As a senior in 2021, he started all 12 games at safety, posting 81 tackles (third on the team), 4 tackles for loss, 6 pass breakups, one interception and 2 forced fumbles. He was named honorable-mention all-conference. In the sixth game against Duke University, he had 11 tackles and one interception. In the ninth game against the University of Miami, he made 9 tackles, 1.5 tackles for loss, one sack and one forced fumble (which was returned for a touchdown). He was invited to the NFL Scouting Combine after the conclusion of his collegiate career.

==Professional career==

Pre-draft measurables
| Height | Weight | Arm length | Hand span | Wingspan | 40-yard dash | 10-yard split | 20-yard split | 20-yard shuttle | Three-cone drill | Vertical jump | Broad jump | Bench press |
| 6 ft 0+3⁄4 in (1.85 m) | 212 lb (96 kg) | 32+3⁄8 in (0.82 m) | 9+3⁄4 in (0.25 m) | 6 ft 6+1⁄8 in (1.98 m) | 4.55 s | 1.54 s | 2.62 s | 4.18 s | 7.33 s | 34.0 in (0.86 m) | 10 ft 2 in (3.10 m) | 17 reps |
All values from NFL Combine/Pro Day

===Dallas Cowboys===
After going unselected in the 2022 NFL draft, Thomas signed with the Dallas Cowboys as an undrafted free agent. He did not make the final roster but afterwards joined the practice squad. He signed a reserve/future contract on January 23, 2023. After impressing in the 2023 preseason, he made the Cowboys' final roster. In his NFL debut against the New York Giants in week one, Thomas blocked a field goal that resulted in the Cowboys' first touchdown in their 40–0 win.

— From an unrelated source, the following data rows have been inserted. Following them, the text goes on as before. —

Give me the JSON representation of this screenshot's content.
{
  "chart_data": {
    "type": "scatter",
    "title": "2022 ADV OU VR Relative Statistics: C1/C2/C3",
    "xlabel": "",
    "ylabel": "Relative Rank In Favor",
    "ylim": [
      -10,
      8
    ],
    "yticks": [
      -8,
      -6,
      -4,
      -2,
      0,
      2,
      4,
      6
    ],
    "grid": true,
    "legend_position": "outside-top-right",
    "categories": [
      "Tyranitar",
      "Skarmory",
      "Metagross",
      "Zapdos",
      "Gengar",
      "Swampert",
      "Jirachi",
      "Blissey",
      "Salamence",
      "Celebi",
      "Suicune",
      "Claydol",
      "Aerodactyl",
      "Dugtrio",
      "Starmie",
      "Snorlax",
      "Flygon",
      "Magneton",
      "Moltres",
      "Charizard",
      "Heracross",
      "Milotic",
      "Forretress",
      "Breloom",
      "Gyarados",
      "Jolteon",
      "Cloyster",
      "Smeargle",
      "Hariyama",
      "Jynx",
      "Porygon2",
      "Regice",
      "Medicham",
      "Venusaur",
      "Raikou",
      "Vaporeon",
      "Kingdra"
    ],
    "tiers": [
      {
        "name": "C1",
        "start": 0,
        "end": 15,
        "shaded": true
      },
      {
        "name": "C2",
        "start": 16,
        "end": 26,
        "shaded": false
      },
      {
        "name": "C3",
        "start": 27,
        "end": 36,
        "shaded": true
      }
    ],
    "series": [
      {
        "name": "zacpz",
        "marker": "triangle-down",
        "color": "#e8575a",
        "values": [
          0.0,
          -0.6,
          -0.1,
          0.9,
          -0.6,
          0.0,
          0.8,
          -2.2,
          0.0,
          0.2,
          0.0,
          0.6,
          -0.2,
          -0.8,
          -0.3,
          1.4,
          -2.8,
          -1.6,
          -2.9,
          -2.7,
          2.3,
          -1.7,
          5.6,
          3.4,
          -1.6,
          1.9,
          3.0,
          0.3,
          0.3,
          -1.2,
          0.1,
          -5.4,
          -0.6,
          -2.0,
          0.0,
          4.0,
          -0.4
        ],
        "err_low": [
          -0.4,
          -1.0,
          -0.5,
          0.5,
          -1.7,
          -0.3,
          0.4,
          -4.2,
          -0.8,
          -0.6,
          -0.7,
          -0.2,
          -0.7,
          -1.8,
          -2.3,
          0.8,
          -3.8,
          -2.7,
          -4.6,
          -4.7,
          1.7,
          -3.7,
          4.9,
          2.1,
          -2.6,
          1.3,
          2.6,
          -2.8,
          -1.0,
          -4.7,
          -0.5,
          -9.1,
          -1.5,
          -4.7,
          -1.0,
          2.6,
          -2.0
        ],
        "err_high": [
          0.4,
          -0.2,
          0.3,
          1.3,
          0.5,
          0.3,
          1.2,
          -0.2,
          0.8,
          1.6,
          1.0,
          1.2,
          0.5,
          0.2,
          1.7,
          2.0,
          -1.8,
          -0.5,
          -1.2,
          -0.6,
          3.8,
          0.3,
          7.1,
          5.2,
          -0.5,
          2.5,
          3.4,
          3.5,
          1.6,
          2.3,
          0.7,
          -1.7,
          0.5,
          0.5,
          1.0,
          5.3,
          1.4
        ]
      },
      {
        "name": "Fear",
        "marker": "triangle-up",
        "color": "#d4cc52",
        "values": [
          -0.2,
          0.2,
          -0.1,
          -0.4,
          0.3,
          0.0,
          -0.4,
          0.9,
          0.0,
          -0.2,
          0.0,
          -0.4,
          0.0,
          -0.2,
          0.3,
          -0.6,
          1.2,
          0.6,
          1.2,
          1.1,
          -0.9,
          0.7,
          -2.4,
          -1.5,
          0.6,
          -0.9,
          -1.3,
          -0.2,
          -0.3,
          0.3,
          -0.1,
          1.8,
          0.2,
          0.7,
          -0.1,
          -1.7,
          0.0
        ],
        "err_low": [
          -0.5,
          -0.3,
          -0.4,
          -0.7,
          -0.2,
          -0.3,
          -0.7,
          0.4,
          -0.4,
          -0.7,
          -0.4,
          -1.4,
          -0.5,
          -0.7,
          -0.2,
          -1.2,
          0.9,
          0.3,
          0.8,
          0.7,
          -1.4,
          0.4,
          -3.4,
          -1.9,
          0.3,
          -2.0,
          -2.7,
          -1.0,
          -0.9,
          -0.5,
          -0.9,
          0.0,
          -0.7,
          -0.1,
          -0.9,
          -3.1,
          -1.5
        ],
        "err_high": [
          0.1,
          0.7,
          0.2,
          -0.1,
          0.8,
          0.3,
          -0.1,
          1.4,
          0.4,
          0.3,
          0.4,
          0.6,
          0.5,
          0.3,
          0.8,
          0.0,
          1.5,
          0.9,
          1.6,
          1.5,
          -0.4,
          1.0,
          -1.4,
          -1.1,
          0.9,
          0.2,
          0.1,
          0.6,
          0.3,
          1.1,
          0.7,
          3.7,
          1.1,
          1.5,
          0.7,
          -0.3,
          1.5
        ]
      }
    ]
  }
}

In Week 12 of the 2024 season, Thomas returned an onside kick for his first NFL touchdown that helped the Cowboys defeat the Washington Commanders, 34–26.

Thomas began the 2025 campaign as one of Dallas' reserve safeties, recording 26 combined tackles in seven games (including three starts as the result of an injury to Malik Hooker). On November 12, 2025, the Cowboys placed Thomas on the reserve/non-football illness list due to chronic migraine attacks that began affecting his vision.

===Indianapolis Colts===
On March 16, 2026, Thomas signed a one-year contract with the Indianapolis Colts. He was released on August 30.

==Personal life==
Juanyeh's mother is Stephanie Thomas. He has 4 siblings, sisters Cachet and Na'Taliyeh, and brothers Azende', who also played college football, and Thomas's younger brother, Azareye'h played cornerback for the Florida State Seminoles; Azareye'h currently plays for the New York Jets. On March 24, 2024, Thomas and his girlfriend Brandi Yvonne announced the birth of their first child.